With a projected Republican majority in the House, there will be a focus on conducting investigations into a litany of issues including an investigation into the origins of COVID-19 and addressing the ongoing substance use disorder crisis by increasing access to behavioral health services and cracking down on fentanyl. And the Healthy Futures task force, cochaired by Congressman Vern Buchanan (FL-16) and Congressman Brett Guthrie (KY-02), will continue look into topics such as pandemic preparedness, public health security, and the strategic national stockpile.
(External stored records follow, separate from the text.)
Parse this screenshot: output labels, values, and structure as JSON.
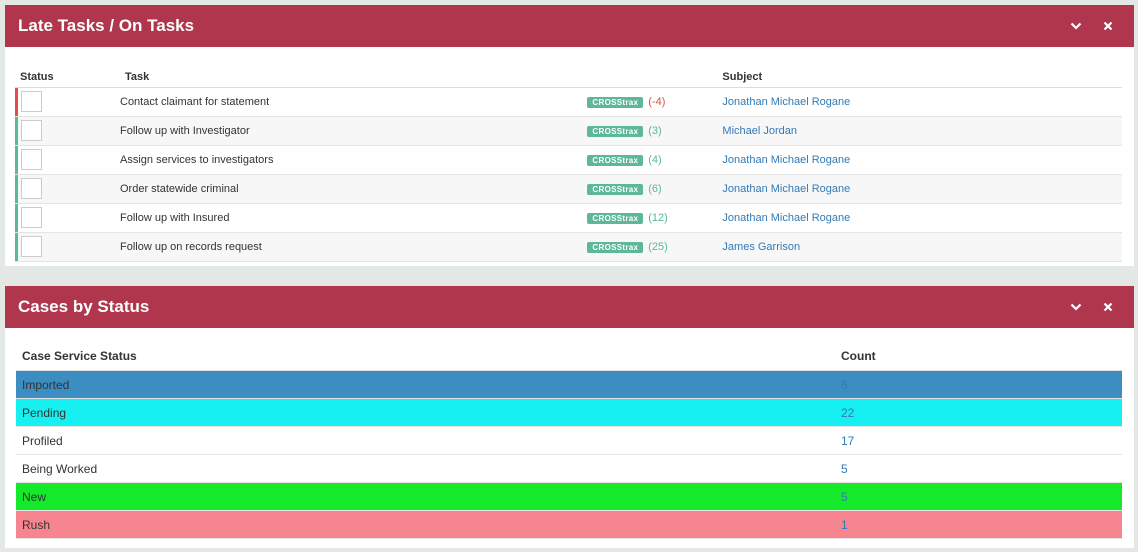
{
  "late_tasks_panel": {
    "title": "Late Tasks / On Tasks",
    "collapse_icon": "chevron-down-icon",
    "close_icon": "close-icon",
    "columns": {
      "status": "Status",
      "task": "Task",
      "subject": "Subject"
    },
    "rows": [
      {
        "status_color": "#e74c4c",
        "task": "Contact claimant for statement",
        "tag": "CROSStrax",
        "days": "(-4)",
        "late": true,
        "subject": "Jonathan Michael Rogane"
      },
      {
        "status_color": "#5cb897",
        "task": "Follow up with Investigator",
        "tag": "CROSStrax",
        "days": "(3)",
        "late": false,
        "subject": "Michael Jordan"
      },
      {
        "status_color": "#5cb897",
        "task": "Assign services to investigators",
        "tag": "CROSStrax",
        "days": "(4)",
        "late": false,
        "subject": "Jonathan Michael Rogane"
      },
      {
        "status_color": "#5cb897",
        "task": "Order statewide criminal",
        "tag": "CROSStrax",
        "days": "(6)",
        "late": false,
        "subject": "Jonathan Michael Rogane"
      },
      {
        "status_color": "#5cb897",
        "task": "Follow up with Insured",
        "tag": "CROSStrax",
        "days": "(12)",
        "late": false,
        "subject": "Jonathan Michael Rogane"
      },
      {
        "status_color": "#5cb897",
        "task": "Follow up on records request",
        "tag": "CROSStrax",
        "days": "(25)",
        "late": false,
        "subject": "James Garrison"
      }
    ]
  },
  "cases_panel": {
    "title": "Cases by Status",
    "collapse_icon": "chevron-down-icon",
    "close_icon": "close-icon",
    "columns": {
      "status": "Case Service Status",
      "count": "Count"
    },
    "rows": [
      {
        "status": "Imported",
        "count": "6",
        "bg": "#3b8dc2"
      },
      {
        "status": "Pending",
        "count": "22",
        "bg": "#16f0f0"
      },
      {
        "status": "Profiled",
        "count": "17",
        "bg": "#ffffff"
      },
      {
        "status": "Being Worked",
        "count": "5",
        "bg": "#ffffff"
      },
      {
        "status": "New",
        "count": "5",
        "bg": "#14ea2a"
      },
      {
        "status": "Rush",
        "count": "1",
        "bg": "#f78590"
      }
    ]
  },
  "colors": {
    "header_bg": "#b0364e",
    "tag_bg": "#5cb897",
    "link": "#337ab7"
  }
}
It is important to note that given the unexpected outcome of the midterm election, both parties are reassessing their top priorities for the new Congressional session. During the next few weeks Congress will hold a series of leadership elections for their respective parties. The government affairs team will be watching these developments closely because they will impact the overarching strategy for how Congress will govern for the next two years, which will undoubtedly impact ASTHO’s approach to advocacy.
Before jumping to the future however, the present Congress has a couple of months before the new folks get sworn in, and Democrats are already scrambling to do what they can. With the current continuing resolution expiring on Dec. 16—and a December 31 deadline for a FY23 National Defense Authorization Act—an appropriations deal and annual defense policy legislation are the chief concerns for members. For the other policy priorities, including new Ukraine Aid and an extension for the Child Tax Credit, it is anyone’s best guess.